Yesterday the U.S. Court of Appeals for the Ninth Circuit issued Standard Ins. Co. v. Morrison, upholding the Montana State Insurance Commissioner's ban on discretionary authority clauses in that state.  I've posted a copy of Morrison in the website library.   I blogged about the underlying district court decision in Morrison here

The opinion analyzes how the Commissioner's ban qualifies under both prongs of ERISA's savings clause test outlined by the Supreme Court in Kentucky Ass'n of Health Plans v. Miller, 538 U.S. 329 (2003).  It concurs with the conclusion of the Sixth Circuit in American Council of Life Insurers v.
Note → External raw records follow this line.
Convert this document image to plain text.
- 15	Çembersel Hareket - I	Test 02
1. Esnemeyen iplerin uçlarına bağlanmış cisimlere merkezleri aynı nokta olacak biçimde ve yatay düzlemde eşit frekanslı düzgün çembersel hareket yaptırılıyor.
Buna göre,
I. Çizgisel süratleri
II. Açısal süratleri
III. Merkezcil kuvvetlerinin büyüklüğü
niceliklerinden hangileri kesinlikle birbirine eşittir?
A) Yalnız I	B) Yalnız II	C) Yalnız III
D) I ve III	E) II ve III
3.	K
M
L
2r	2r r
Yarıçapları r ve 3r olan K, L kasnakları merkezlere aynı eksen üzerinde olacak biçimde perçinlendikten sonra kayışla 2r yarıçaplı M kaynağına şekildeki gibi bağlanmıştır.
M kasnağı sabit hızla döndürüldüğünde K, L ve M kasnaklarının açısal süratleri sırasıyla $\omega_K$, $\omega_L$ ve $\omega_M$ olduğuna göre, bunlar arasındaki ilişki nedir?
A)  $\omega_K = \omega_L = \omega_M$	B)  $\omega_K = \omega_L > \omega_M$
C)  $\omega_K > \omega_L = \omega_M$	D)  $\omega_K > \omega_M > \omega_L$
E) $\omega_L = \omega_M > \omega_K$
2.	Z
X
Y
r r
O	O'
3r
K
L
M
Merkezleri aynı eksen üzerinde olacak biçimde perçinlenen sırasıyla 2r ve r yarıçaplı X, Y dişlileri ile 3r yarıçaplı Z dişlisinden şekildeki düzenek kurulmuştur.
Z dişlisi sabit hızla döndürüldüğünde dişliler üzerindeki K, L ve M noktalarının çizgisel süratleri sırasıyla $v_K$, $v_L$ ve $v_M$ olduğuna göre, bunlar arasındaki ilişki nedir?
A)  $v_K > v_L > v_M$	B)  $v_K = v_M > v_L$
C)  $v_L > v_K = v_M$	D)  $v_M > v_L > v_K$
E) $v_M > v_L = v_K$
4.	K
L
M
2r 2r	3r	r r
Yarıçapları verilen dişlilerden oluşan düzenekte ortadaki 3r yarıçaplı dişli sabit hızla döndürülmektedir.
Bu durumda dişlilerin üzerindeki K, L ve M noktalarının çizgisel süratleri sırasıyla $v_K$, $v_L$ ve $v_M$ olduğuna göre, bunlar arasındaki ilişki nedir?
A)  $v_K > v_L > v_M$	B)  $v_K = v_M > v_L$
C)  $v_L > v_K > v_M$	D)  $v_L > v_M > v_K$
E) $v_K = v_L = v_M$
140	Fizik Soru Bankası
Ross, 558 F.3d 600 (6th Cir. 2009), where that court upheld a Michigan state ban on discretionary authority clauses.  In Morrison the Ninth Circuit spends time discussing and rejecting the insurer's argument that to allow states to ban discretionary authority clauses sets up an alternative remedy that conflicts with ERISA's exclusive scheme for redressing improper denial of benefits.  The Ninth Circuit rightly swats that away.  First, banning discretionary authority clause grants no additional remedy to insureds.  And second, prior Supreme Court precedent makes clear that plan sponsors and administrators are not automatically entitled to deferential review of their decisions under ERISA.  They dearly want that privilege.  But the language of the statute provides no reason to think Congress intended that ERISA plan sponsors and administrators are automatically granted such a significant advantage in dealing with plan participants and beneficiaries. 

I don't think there is much questionable analysis in either Morrison or ACLI v. Ross.  I expect that few, if any, courts in the future will find that state bans of discretionary authority clauses are preempted by ERISA.